Barca Punya Peluang Besar ke Semifinal

Robert Lewandowski, Lamine Yamal dan seorang pemain Barcelona melakukan selebrasi usai mencetak gol ke gawang Borussia Dortmund.

BARCELONA – Barcelona punya peluang besar lolos ke semifinal Liga Champions. Kemenangan 4-0 atas Borussia Dortmund  pada leg pertama perempatfinal  di Estadi Olimpic Lluis Companys, Rabu (10/4) dini hari WIB, menempatkan satu kaki di babak empat besar.

Barcelona tampil impresif.  Raphinha membuka pesta gol Barca, diikuti dua gol Robert Lewandowski dan satu gol Lamine Yamal.

Tim Katalan amat dominan di laga ini, meski Dortmund juga punya sejumlah peluang. Ada 10 peluang on target dicatatkan Blaugrana, plus satu mengenai tiang, sementara Dortmund hanya tiga kali mengancam gawang.

Selain tajam di kotak penalti, kemenangan Barca ini juga tak lepas dari kecermatan memainkan pertahanan garis tinggi. Beberapa kali serangan Dortmund patah karena offside.

Pelatih Barca Hansi Flick meminta timnya untuk tidak berpuas diri, karena ia percaya apa pun bisa terjadi, apalagi leg kedua berlangsung di markas lawan.

“Tidak, tidak. Belum lolos. Belum. Anda tak pernah tahu apa yang akan terjadi. Sepakbola itu sangat gila dan kita tidak pernah tahu. Di Dortmund, kami bakal harus bermain seperti hari ini. Mereka tim yang sangat bagus dan kami harus punya kepercayaan diri dan membuat kesalahan seminimal mungkin. Ini baru langkah pertama, masih kurang langkah kedua,” kata Flick dikutip Mundo Deportivo.
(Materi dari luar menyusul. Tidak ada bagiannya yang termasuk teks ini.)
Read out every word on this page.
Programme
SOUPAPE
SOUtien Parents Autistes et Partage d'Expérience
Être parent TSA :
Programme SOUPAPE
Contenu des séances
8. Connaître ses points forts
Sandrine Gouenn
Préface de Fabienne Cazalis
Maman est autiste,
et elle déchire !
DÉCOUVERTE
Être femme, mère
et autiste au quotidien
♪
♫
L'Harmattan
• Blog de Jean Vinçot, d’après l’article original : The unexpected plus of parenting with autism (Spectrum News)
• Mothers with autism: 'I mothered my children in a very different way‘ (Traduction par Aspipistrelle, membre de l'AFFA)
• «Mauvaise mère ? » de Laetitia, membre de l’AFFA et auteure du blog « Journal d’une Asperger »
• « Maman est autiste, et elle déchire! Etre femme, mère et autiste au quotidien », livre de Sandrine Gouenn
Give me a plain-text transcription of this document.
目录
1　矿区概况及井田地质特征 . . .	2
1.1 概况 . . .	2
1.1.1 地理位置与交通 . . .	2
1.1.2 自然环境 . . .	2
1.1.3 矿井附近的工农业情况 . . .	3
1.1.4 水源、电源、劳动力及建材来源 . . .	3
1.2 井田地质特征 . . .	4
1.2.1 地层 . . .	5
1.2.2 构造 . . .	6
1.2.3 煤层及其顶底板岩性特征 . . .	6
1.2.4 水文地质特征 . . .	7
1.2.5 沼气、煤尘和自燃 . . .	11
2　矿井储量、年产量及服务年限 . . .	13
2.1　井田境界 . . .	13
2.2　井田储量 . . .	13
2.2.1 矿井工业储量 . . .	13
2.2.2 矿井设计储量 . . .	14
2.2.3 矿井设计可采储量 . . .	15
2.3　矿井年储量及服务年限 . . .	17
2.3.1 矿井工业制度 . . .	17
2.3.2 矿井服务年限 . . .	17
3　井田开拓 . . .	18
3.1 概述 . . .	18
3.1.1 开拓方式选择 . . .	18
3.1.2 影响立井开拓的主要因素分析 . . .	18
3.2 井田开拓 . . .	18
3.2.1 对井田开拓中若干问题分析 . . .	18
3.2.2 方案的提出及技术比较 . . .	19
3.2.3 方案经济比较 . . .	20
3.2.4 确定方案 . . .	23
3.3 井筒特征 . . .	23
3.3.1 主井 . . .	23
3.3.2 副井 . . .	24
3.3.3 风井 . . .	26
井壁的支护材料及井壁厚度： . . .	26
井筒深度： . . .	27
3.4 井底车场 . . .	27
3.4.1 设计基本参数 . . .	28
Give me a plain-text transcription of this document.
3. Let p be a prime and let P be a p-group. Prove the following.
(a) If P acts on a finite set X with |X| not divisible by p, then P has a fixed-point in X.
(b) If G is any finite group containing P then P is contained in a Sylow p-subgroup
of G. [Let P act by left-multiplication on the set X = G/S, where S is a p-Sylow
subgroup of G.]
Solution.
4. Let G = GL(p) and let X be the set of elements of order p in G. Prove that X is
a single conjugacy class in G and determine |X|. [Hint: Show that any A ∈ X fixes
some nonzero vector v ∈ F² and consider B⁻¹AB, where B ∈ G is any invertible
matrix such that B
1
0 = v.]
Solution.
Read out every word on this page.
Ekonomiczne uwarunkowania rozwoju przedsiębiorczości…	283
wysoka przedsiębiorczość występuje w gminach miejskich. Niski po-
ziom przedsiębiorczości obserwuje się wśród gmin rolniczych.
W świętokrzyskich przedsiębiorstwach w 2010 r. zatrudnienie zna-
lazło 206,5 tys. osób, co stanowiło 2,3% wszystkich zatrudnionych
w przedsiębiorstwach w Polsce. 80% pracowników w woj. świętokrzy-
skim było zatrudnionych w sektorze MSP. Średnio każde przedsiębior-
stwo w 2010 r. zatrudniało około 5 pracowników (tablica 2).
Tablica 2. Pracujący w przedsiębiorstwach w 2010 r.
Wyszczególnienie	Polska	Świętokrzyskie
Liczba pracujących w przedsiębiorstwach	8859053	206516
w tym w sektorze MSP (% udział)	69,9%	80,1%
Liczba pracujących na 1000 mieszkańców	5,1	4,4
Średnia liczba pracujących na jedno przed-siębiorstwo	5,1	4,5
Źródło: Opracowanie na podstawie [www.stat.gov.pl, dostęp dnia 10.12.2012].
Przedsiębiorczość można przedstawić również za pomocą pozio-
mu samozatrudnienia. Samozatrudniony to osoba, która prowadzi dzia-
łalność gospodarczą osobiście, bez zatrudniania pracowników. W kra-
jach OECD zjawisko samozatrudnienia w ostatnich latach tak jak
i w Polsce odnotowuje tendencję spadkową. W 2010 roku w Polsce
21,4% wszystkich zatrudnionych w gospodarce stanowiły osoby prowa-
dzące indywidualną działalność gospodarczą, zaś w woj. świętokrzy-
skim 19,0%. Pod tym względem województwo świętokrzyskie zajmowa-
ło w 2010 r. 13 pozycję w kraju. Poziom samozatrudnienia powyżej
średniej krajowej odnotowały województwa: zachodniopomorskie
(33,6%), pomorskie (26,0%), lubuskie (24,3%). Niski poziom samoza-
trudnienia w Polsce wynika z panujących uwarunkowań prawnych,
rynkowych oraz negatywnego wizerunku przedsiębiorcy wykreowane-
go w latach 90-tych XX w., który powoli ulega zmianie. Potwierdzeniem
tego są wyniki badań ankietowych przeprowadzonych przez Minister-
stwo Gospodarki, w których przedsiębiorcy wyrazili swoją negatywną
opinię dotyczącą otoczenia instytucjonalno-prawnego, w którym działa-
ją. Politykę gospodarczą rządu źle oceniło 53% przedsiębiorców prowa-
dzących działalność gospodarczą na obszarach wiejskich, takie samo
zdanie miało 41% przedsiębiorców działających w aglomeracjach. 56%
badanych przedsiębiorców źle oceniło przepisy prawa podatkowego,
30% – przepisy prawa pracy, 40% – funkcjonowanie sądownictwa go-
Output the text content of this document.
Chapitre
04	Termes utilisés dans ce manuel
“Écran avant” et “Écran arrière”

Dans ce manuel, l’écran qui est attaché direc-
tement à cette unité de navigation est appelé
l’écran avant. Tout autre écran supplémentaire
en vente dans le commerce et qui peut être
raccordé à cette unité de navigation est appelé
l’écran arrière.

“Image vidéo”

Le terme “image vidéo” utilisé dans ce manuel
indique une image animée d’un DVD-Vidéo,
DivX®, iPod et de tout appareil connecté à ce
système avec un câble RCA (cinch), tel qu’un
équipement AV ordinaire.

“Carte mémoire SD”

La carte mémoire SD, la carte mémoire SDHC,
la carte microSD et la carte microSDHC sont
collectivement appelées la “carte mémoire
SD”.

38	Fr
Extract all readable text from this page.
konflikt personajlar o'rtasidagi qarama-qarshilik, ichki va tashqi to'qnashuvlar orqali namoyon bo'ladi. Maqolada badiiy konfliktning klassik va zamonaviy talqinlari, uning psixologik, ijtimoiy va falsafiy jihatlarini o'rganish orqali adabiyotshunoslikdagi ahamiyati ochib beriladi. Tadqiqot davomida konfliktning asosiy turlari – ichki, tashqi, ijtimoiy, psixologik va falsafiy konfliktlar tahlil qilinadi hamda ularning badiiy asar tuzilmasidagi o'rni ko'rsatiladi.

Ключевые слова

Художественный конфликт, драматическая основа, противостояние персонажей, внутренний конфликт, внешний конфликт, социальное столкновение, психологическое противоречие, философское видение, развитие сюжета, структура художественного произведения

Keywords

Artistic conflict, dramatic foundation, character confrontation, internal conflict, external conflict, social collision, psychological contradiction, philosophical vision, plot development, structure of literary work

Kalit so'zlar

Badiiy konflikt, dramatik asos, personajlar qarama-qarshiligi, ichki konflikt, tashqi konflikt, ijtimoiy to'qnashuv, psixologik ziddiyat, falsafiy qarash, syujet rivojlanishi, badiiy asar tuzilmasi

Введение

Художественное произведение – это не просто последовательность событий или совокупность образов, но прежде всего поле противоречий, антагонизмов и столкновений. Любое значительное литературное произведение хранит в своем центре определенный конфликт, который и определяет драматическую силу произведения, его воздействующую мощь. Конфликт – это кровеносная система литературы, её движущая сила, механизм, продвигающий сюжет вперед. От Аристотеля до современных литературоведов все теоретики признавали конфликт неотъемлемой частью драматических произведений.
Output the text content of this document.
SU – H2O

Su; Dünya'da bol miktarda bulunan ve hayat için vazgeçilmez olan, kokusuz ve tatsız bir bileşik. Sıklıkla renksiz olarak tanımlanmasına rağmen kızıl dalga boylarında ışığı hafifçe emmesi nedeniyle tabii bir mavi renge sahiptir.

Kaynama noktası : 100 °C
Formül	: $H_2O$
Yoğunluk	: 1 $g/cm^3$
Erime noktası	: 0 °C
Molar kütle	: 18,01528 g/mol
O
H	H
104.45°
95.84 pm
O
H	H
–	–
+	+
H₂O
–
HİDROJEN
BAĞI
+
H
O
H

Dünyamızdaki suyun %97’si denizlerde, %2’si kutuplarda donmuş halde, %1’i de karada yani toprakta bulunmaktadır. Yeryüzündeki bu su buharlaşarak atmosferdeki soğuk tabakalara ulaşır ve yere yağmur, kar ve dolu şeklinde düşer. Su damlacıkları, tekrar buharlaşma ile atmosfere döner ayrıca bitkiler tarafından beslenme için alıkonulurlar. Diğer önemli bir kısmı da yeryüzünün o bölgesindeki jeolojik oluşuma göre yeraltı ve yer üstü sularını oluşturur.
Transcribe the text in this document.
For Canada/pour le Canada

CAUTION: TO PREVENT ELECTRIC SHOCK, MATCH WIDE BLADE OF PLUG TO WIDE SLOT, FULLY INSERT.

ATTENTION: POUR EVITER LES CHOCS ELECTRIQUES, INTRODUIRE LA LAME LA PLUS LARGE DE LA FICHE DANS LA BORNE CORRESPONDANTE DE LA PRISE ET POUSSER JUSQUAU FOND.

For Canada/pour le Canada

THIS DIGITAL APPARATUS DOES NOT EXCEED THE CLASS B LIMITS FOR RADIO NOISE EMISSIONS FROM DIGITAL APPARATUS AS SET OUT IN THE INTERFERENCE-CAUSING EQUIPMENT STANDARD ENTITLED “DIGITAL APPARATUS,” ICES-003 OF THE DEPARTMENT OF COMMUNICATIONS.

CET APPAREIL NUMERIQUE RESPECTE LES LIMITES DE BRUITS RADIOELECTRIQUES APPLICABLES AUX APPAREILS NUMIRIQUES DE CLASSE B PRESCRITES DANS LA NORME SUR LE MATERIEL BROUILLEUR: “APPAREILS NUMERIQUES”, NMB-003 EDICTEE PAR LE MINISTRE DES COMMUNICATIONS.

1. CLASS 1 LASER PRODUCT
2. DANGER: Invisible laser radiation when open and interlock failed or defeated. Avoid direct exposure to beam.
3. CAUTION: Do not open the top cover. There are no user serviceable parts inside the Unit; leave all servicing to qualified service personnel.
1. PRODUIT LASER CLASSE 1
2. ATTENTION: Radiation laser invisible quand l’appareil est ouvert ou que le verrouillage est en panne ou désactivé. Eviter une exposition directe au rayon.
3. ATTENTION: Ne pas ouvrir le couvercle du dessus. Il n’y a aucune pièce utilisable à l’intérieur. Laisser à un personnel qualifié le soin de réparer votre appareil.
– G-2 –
Pelatih asal Jerman itu mengaku puas dengan performa Robert Lewandowski dan kawan-kawan yang mampu bermain rapi. Flick menyebut trio Yamal, Raphinha dan Lewandowski sangat penting di lini serang El Barca.

“Kami memainkan permainan yang hebat secara keseluruhan. Melihat bagaimana para pemain bangkit dari bangku cadangan, dan mempengaruhi permainan, dan dengan cepat mengikuti tempo, itu sangat bagus,” ujar Flick.

Flick juga menyoroti antusiasme para pemain yang menunjukkan kerja keras dan mampu menerapkan strategi sesuai dengan yang diharapkannya. “Saya sangat menghargai usaha yang dilakukan para pemain saya, mereka selalu berusaha lebih keras. Itu fantastis.  Menikmati permainan adalah bagian dari semuanya, seperti menekan lawan, menciptakan peluang, bertahan dengan baik,” kata Flick.

Raphinha minta timnya agar tidak jemawa, karena perjuangan belum tuntas. “Tak mungkin saya bilang kami sudah ada di semifinal. Masih ada leg kedua dan bermain di kandang Dortmund tidaklah mudah. Kami memang memulai dengan hasil bagus, tapi penting sekali bermain bagus lagi pekan depan,” ujar Raphinha di situs resmi UEFA.

Bagi Raphinha, satu gol itu menajamkan statistiknya musim ini yang sudah terlibat dalam hadirnya 19 gol, 12 gol dan 7 assist, paling banyak dicetak pemain Brasil di kompetisi ini.

Sepanjang sejarah kompetisi, cuma ada tiga pemain yang punya keterlibatan gol lebih banyak ketimbang Raphinha. Meski demikian, Raphinha turut meminta maaf kepada Pau Cubarsi.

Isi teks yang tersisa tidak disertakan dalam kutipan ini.